Tangem's firmware runs without this layer. There is no certified sandbox between the firmware and the hardware. If the firmware contains a memory safety bug, buffer overflow, or type confusion vulnerability, there is no independent security boundary to contain it.
To extract a private key from FrostCard, an attacker must break through three independently secured layers:
To extract a private key from Tangem, an attacker must break through two layers:
The JavaCard VM contains it. The applet cannot escape its sandbox to access key storage directly. Memory boundaries are enforced at the bytecode level by the certified VM. The bug can be found and fixed by anyone because the code is open source.

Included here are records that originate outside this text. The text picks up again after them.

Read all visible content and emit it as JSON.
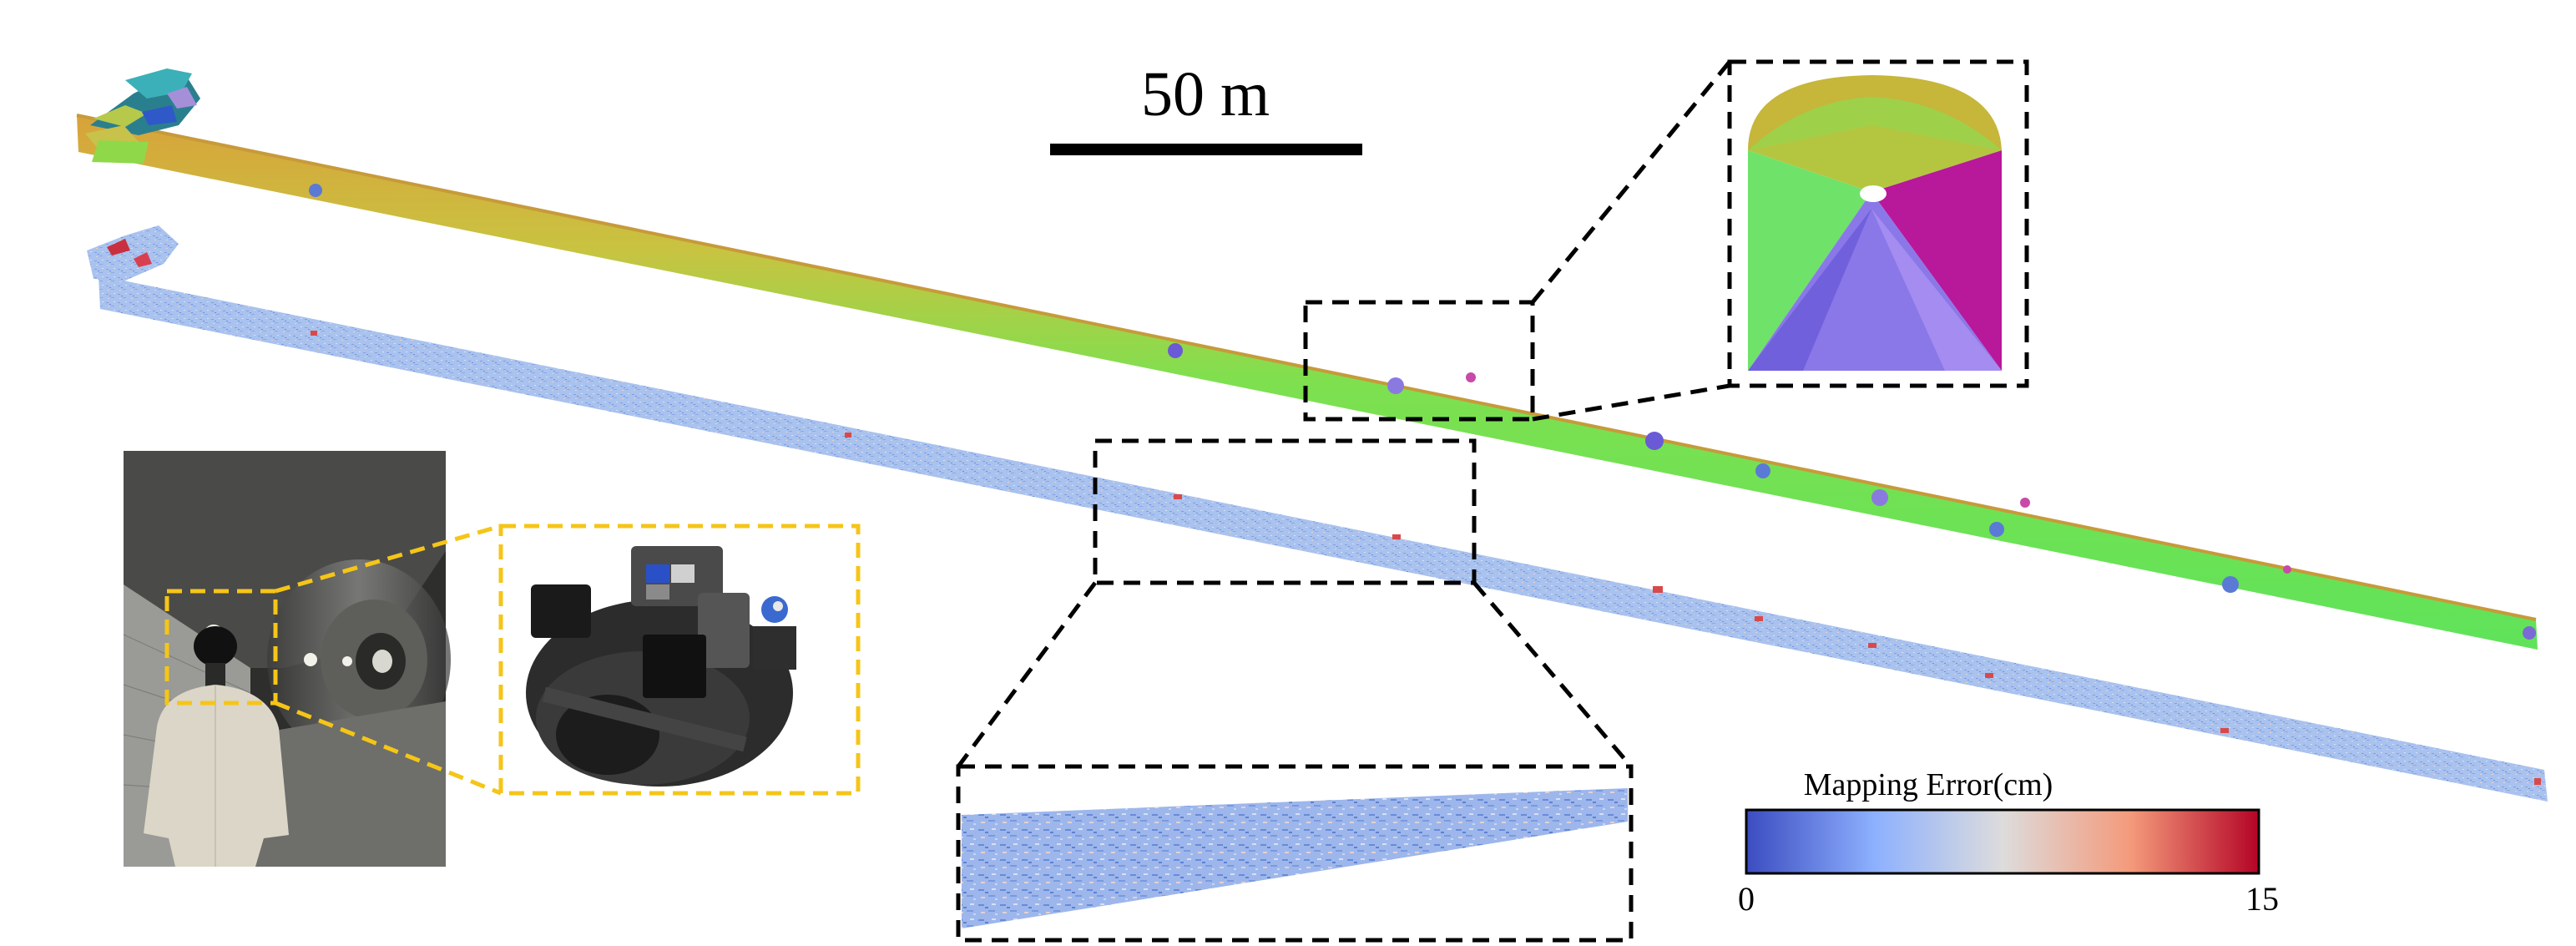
{
  "scale_bar": {
    "label": "50 m"
  },
  "colorbar": {
    "title": "Mapping Error(cm)",
    "min_label": "0",
    "max_label": "15",
    "colors": [
      "#3b4cc0",
      "#8db0fe",
      "#dddcdc",
      "#f49a7b",
      "#b40426"
    ]
  },
  "palette": {
    "tunnel_normal_green": "#5fe35a",
    "tunnel_normal_yellow": "#c9c341",
    "tunnel_normal_orange": "#d8a23a",
    "error_base_blue": "#a9c2ee",
    "zoom_box_border": "#000000",
    "photo_box_border": "#f5c518"
  },
  "icons": {
    "cross_section": "tunnel-cross-section-icon",
    "helmet": "helmet-sensor-icon",
    "person": "person-icon"
  }
}
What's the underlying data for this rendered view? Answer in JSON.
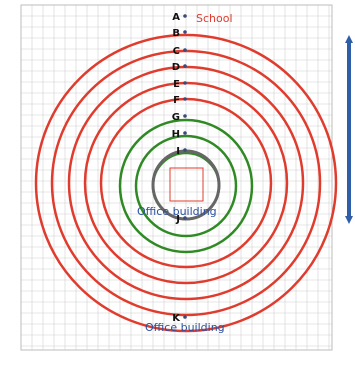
{
  "labels": {
    "school": "School",
    "office_center": "Office building",
    "office_bottom": "Office building"
  },
  "points": [
    {
      "name": "A"
    },
    {
      "name": "B"
    },
    {
      "name": "C"
    },
    {
      "name": "D"
    },
    {
      "name": "E"
    },
    {
      "name": "F"
    },
    {
      "name": "G"
    },
    {
      "name": "H"
    },
    {
      "name": "I"
    },
    {
      "name": "J"
    },
    {
      "name": "K"
    }
  ],
  "colors": {
    "red": "#e03c2e",
    "green": "#2f8a23",
    "gray": "#666666",
    "point": "#3a4a7a",
    "text_blue": "#2a4fa0",
    "grid": "#d0d0d0",
    "arrow": "#2f5ea8"
  }
}
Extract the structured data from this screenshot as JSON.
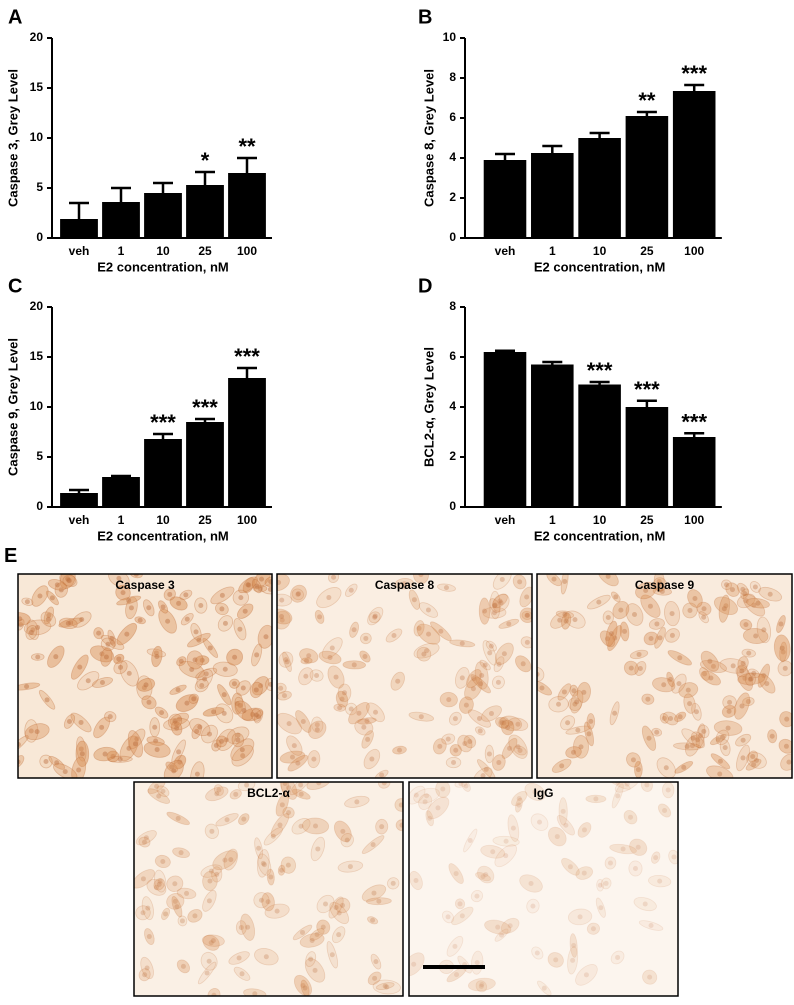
{
  "chart_data": [
    {
      "type": "bar",
      "label": "A",
      "ylabel": "Caspase 3, Grey Level",
      "xlabel": "E2 concentration, nM",
      "color": "#000000",
      "categories": [
        "veh",
        "1",
        "10",
        "25",
        "100"
      ],
      "values": [
        1.9,
        3.6,
        4.5,
        5.3,
        6.5
      ],
      "errors": [
        1.6,
        1.4,
        1.0,
        1.3,
        1.5
      ],
      "annotations": [
        null,
        null,
        null,
        "*",
        "**"
      ],
      "ylim": [
        0,
        20
      ],
      "yticks": [
        0,
        5,
        10,
        15,
        20
      ]
    },
    {
      "type": "bar",
      "label": "B",
      "ylabel": "Caspase 8, Grey Level",
      "xlabel": "E2 concentration, nM",
      "color": "#000000",
      "categories": [
        "veh",
        "1",
        "10",
        "25",
        "100"
      ],
      "values": [
        3.9,
        4.25,
        5.0,
        6.1,
        7.35
      ],
      "errors": [
        0.3,
        0.35,
        0.25,
        0.2,
        0.3
      ],
      "annotations": [
        null,
        null,
        null,
        "**",
        "***"
      ],
      "ylim": [
        0,
        10
      ],
      "yticks": [
        0,
        2,
        4,
        6,
        8,
        10
      ]
    },
    {
      "type": "bar",
      "label": "C",
      "ylabel": "Caspase 9, Grey Level",
      "xlabel": "E2 concentration, nM",
      "color": "#000000",
      "categories": [
        "veh",
        "1",
        "10",
        "25",
        "100"
      ],
      "values": [
        1.4,
        3.0,
        6.8,
        8.5,
        12.9
      ],
      "errors": [
        0.3,
        0.1,
        0.5,
        0.3,
        1.0
      ],
      "annotations": [
        null,
        null,
        "***",
        "***",
        "***"
      ],
      "ylim": [
        0,
        20
      ],
      "yticks": [
        0,
        5,
        10,
        15,
        20
      ]
    },
    {
      "type": "bar",
      "label": "D",
      "ylabel": "BCL2-α, Grey Level",
      "xlabel": "E2 concentration, nM",
      "color": "#000000",
      "categories": [
        "veh",
        "1",
        "10",
        "25",
        "100"
      ],
      "values": [
        6.2,
        5.7,
        4.9,
        4.0,
        2.8
      ],
      "errors": [
        0.05,
        0.1,
        0.1,
        0.25,
        0.15
      ],
      "annotations": [
        null,
        null,
        "***",
        "***",
        "***"
      ],
      "ylim": [
        0,
        8
      ],
      "yticks": [
        0,
        2,
        4,
        6,
        8
      ]
    }
  ],
  "micrographs": {
    "label": "E",
    "panels": [
      "Caspase 3",
      "Caspase 8",
      "Caspase 9",
      "BCL2-α",
      "IgG"
    ]
  }
}
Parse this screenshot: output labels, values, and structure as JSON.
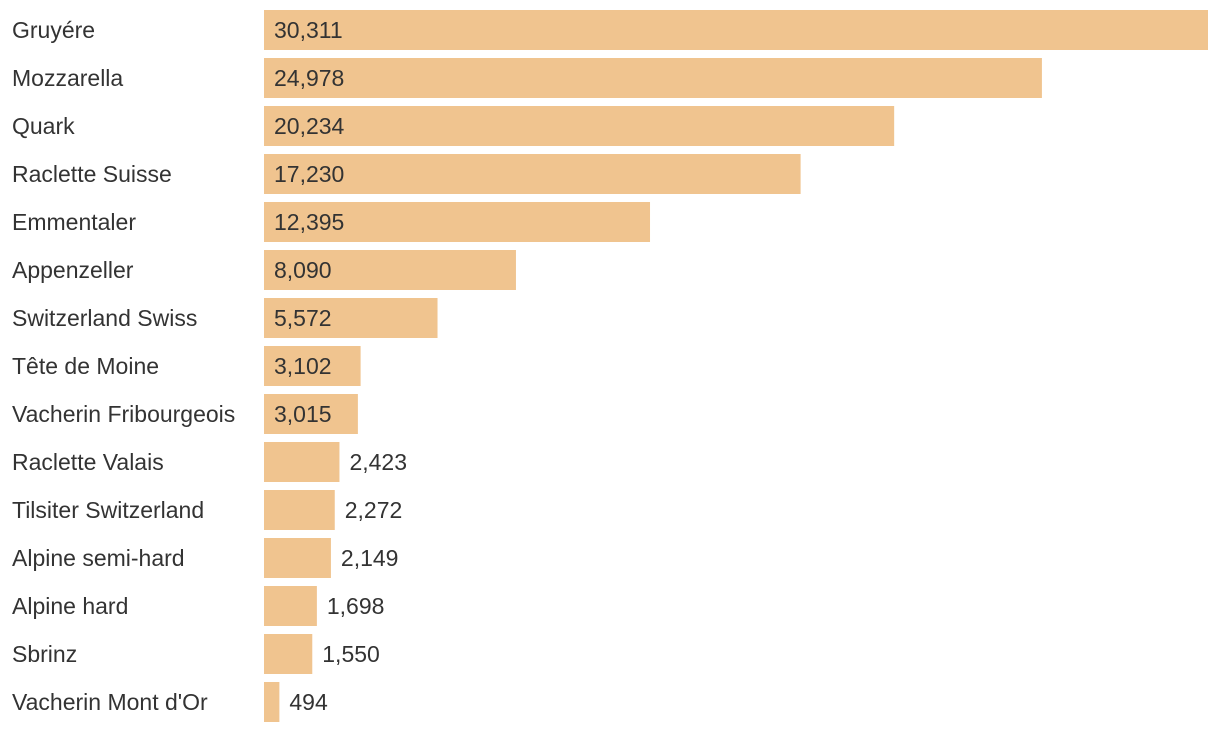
{
  "chart_data": {
    "type": "bar",
    "orientation": "horizontal",
    "categories": [
      "Gruyére",
      "Mozzarella",
      "Quark",
      "Raclette Suisse",
      "Emmentaler",
      "Appenzeller",
      "Switzerland Swiss",
      "Tête de Moine",
      "Vacherin Fribourgeois",
      "Raclette Valais",
      "Tilsiter Switzerland",
      "Alpine semi-hard",
      "Alpine hard",
      "Sbrinz",
      "Vacherin Mont d'Or"
    ],
    "values": [
      30311,
      24978,
      20234,
      17230,
      12395,
      8090,
      5572,
      3102,
      3015,
      2423,
      2272,
      2149,
      1698,
      1550,
      494
    ],
    "value_labels": [
      "30,311",
      "24,978",
      "20,234",
      "17,230",
      "12,395",
      "8,090",
      "5,572",
      "3,102",
      "3,015",
      "2,423",
      "2,272",
      "2,149",
      "1,698",
      "1,550",
      "494"
    ],
    "title": "",
    "xlabel": "",
    "ylabel": "",
    "xlim": [
      0,
      30311
    ],
    "grid": false,
    "legend": "none",
    "bar_color": "#f0c48f"
  }
}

There is no sandbox underneath. The firmware runs bare metal on the chip. A firmware vulnerability gives the attacker direct access to key storage with no containment layer. The bug cannot be found by external researchers because the code is closed source.
The JavaCard platform has been in production since 1996. It is deployed in:
Bank cards: Visa, Mastercard, and American Express payment cards worldwide use JavaCard applets on certified secure elements.
Passports: Biometric passports (ePassports) in over 120 countries store identity data on JavaCard-based chips.
Government ID: National identity cards across Europe, Asia, and South America run JavaCard applets for digital signatures and authentication.
SIM cards: Billions of mobile SIM cards run JavaCard applets for subscriber authentication and secure messaging.
Military and defense: NATO Common Access Cards and defense department smart cards use JavaCard-based secure elements.
A new vulnerability in the JavaCard VM would affect the security infrastructure of every major bank, every passport-issuing nation, and every mobile carrier on earth. It would be a globally significant security event. The platform has been under continuous attack and continuous evaluation for nearly 30 years.
| FrostCard | Tangem | |
|---|---|---|
| Chip | NXP J3R200 (SmartMX3) | Samsung S3D350A |
| Hardware certification | EAL6+ | EAL6+ |
| Software platform | JavaCard 3.0.5 (open standard) | Proprietary OS (closed) |
| Software certification | EAL5+ (Common Criteria certified) | Audited (Kudelski, Riscure) — not CC certified |
| Composite rating | EAL5+ (full stack) | Not applicable (no certified OS layer) |
| Marketed rating | EAL5+ | "EAL6+" (hardware only) |
| Applet sandbox | JavaCard VM — certified memory isolation | No sandbox — firmware runs bare metal |
| Firmware visibility | Open source | Closed source |
| Custom applets | Anyone can load verified code | Locked to Tangem firmware |
| Independent code audit | Anyone can audit | Only Tangem employees |
| Security layers | 3 (applet + certified VM + certified chip) | 2 (firmware + certified chip) |
| Bug containment | VM sandbox contains applet bugs | No containment — bare metal |
| Platform track record | 30 years, billions of deployments | Tangem-specific, ~5 years |
Both chips resist physical attacks to the same degree. EAL6+ hardware is EAL6+ hardware regardless of what software runs on it. No one has ever extracted a private key from either chip class using any known technique.
The difference is in the software layer. FrostCard runs open-source code inside a certified EAL5+ sandbox that has been battle-tested for 30 years in billions of devices. Tangem runs closed-source code on bare metal with no independently certified software layer and no external code review.
More independently secured layers, each certified or publicly auditable, means a harder target. The number on a marketing page measures one layer. The actual security of a product is the full stack.